Medical Records Privacy: A Hot Issue for Action in 1999

By Barbara J. Williams, LL.M. Candidate

A recent poll conducted by Princeton Research Associates for California Healthcare Foundation indicates that the public remains concerned about the issue of medical records privacy. More than half of U.S. adults think the shift from paper to computer based systems makes it more difficult to keep medical records confidential. Significantly, 85% back new federal legislation on the subject.

Above and beyond this call for action on the part of constituents, a deadline looms before Congress. According to the provisions of the 1996 Health Insurance Portability and Accountability Act ("HIPAA"), Congress must set public policy on medical privacy issues by August 21, 1991 or the Department of Health and Human Services ("HHS") is authorized to develop regulations under the leadership of Secretary Donna Shalala. In 1997, the HHS made recommendations for legislation to Congress but no action was forthcoming. Now time is running short.

On March 10, 1999, two separate bills were introduced in Congress to deal with this issue. The first bill, S. 573, sponsored by Senators Patrick Leahy (D.Vt.) and Edward Kennedy, (D.Mass.) is entitled the Medical Information Privacy and Security Act. The Act would require that doctors, insurance companies, employers and researchers safeguard the confidentiality of medical records. The legislation would require a patient's initial consent to use information for their own treatment or payment of claims. An additional consent would be necessary before the information could be passed on to a third party. Within businesses, access would be limited to people directly involved with health benefits, with others limited to review of aggregate data rather than individually identifiable information. It would also impose penalties for the release of information without proper consent.

The second bill, S. 578, the Health Care Personal Information Disclosure Act, introduced by Senator Jeffords, (R.Vt.) and Christopher Dodd (D-Conn), provides the same restrictions on seeing the records within a business but provides insurers more leeway in using individual records for quality care reviews and audits. Both bills strengthen privacy in medical research. Both bills would also allow an individual to review and update health information in his or her medical records.

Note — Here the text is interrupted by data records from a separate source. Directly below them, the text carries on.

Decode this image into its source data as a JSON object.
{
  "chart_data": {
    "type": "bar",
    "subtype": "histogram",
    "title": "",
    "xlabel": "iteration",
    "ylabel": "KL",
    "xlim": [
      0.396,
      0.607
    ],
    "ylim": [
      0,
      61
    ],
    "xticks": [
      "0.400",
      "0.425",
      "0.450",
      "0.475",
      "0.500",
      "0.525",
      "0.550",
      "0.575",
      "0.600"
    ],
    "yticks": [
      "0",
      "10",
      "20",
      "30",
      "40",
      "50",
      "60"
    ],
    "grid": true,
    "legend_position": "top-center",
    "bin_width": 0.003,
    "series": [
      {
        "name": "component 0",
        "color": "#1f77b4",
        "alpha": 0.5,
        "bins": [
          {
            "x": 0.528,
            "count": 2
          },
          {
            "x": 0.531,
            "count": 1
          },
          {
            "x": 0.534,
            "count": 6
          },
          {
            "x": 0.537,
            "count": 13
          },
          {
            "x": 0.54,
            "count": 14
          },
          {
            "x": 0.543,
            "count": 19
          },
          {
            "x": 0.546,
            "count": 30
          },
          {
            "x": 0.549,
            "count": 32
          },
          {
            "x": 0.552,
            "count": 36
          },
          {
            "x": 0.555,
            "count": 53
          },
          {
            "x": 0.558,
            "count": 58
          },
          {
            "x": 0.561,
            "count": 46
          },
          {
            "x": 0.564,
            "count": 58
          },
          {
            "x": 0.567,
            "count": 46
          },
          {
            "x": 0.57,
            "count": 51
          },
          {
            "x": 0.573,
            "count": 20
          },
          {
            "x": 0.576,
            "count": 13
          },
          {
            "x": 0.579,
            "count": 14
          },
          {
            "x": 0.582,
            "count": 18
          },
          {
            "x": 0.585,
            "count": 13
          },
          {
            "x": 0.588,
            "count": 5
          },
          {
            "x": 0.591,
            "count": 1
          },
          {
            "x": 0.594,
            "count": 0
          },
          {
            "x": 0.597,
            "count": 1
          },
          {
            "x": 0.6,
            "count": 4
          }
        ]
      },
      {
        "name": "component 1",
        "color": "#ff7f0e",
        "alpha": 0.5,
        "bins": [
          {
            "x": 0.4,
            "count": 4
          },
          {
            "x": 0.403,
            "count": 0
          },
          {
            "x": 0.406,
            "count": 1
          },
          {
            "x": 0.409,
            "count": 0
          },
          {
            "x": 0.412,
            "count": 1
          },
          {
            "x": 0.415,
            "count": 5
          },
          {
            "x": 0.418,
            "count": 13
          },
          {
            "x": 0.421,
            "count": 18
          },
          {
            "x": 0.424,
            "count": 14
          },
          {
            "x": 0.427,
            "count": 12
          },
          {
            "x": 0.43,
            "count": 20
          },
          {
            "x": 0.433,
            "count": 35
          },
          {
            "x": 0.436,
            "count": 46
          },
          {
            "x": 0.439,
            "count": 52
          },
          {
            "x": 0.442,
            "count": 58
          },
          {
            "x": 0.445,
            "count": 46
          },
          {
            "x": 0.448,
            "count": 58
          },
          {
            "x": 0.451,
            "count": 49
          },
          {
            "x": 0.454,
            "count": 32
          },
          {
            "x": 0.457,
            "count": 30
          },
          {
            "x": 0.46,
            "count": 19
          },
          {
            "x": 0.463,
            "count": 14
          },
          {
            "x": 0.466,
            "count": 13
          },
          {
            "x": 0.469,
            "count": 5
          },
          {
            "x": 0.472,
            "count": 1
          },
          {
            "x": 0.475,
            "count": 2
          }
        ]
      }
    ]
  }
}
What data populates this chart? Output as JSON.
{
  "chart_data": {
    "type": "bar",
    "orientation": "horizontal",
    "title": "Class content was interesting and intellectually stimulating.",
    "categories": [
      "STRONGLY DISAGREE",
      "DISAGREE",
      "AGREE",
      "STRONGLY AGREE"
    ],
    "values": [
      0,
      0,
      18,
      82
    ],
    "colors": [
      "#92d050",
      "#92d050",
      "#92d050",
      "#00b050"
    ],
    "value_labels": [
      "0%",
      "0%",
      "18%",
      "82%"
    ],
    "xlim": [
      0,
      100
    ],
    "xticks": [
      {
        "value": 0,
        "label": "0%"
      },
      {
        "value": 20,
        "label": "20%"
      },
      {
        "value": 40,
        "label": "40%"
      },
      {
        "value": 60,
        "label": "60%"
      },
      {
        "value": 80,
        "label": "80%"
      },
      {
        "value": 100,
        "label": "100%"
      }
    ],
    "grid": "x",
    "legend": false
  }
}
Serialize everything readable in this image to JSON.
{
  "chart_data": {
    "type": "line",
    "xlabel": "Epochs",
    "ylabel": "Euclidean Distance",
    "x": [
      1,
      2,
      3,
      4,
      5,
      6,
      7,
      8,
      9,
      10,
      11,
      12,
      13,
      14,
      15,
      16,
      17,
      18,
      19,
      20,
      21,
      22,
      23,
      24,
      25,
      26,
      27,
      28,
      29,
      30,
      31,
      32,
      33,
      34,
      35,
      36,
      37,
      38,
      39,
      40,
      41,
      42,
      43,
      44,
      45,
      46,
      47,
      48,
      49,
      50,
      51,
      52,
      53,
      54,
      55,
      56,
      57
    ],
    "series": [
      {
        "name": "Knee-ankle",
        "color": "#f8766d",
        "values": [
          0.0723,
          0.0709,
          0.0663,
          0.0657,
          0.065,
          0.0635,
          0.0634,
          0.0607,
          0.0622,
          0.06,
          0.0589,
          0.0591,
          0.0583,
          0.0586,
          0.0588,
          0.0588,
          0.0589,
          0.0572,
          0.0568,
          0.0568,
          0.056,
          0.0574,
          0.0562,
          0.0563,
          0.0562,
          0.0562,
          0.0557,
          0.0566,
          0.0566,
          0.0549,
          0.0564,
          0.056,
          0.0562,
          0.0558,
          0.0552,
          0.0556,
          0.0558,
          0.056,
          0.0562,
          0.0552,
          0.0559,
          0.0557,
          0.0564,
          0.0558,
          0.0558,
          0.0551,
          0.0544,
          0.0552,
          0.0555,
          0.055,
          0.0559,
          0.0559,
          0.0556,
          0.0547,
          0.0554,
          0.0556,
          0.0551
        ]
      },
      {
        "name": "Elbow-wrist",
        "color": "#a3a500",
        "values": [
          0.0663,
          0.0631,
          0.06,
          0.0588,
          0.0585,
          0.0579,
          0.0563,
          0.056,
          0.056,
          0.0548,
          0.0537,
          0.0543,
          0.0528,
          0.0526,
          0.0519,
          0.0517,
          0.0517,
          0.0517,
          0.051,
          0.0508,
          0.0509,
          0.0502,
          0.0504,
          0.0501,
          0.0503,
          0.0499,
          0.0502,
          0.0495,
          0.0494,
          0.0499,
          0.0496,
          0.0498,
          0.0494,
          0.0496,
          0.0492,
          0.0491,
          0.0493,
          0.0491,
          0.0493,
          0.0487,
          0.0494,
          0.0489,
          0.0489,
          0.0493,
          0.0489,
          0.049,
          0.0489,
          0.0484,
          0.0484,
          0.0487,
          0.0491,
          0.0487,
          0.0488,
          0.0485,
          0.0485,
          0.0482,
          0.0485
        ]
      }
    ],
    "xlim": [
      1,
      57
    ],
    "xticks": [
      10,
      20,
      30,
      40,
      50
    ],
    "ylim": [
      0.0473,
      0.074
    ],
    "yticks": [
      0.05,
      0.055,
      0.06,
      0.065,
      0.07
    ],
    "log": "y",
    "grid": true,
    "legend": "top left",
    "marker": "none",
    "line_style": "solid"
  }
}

Medical record privacy also remains a hot topic for state legislatures. Recognizing this, the National Association of Insurance Commissioners ("NAIC") adopted a model act on the subject on September 14, 1998. Currently, 28 states have laws dealing with medical privacy. Additional bills continue to be introduced in legislatures throughout the country. Last month, Kansas introduced legislation based upon the NAIC Model Act.

On March 1, Arkansas enacted legislation ensuring patient access to their medical records for preparation or use in any legal proceeding. (H.B. 1070). Legislation has also been introduced this year in many other states including Arizona, (H.C.R. 2007); California, (S.129); Florida (S.B. 1828); Illinois, (H.B. 1150), Indiana, (H.B. 1334); Georgia, (H.B. 819); Maryland (H.B. 939); New Hampshire (H.B. 114); and Washington. (S.B. 5587). What impact would enacting either of the bills pending in Congress have on existing and proposed state legislation on the subject? Under the Leahy/ Kennedy bill, states can override the law if the legislation is as strong as the provisions of the federal bill. However, under the Jeffords/Dodd measure, the window for state preemption would close l8 months after passage of the Act.

Medical privacy legislation is indeed a hot issue. The public favors it, HIPAA requires it, and currently, proposals are before Congress to meet this mandate. In the meantime, a medical privacy model act has been adopted by the NAIC and many proposals for medical privacy legislation are under consideration in state legislatures throughout the country. While the specific provisions remain subject to debate, it remains clear that by the end of this year, a federal law or regulations on medical privacy will exist against which, at a minimum, the scope and extent of state laws will be measured.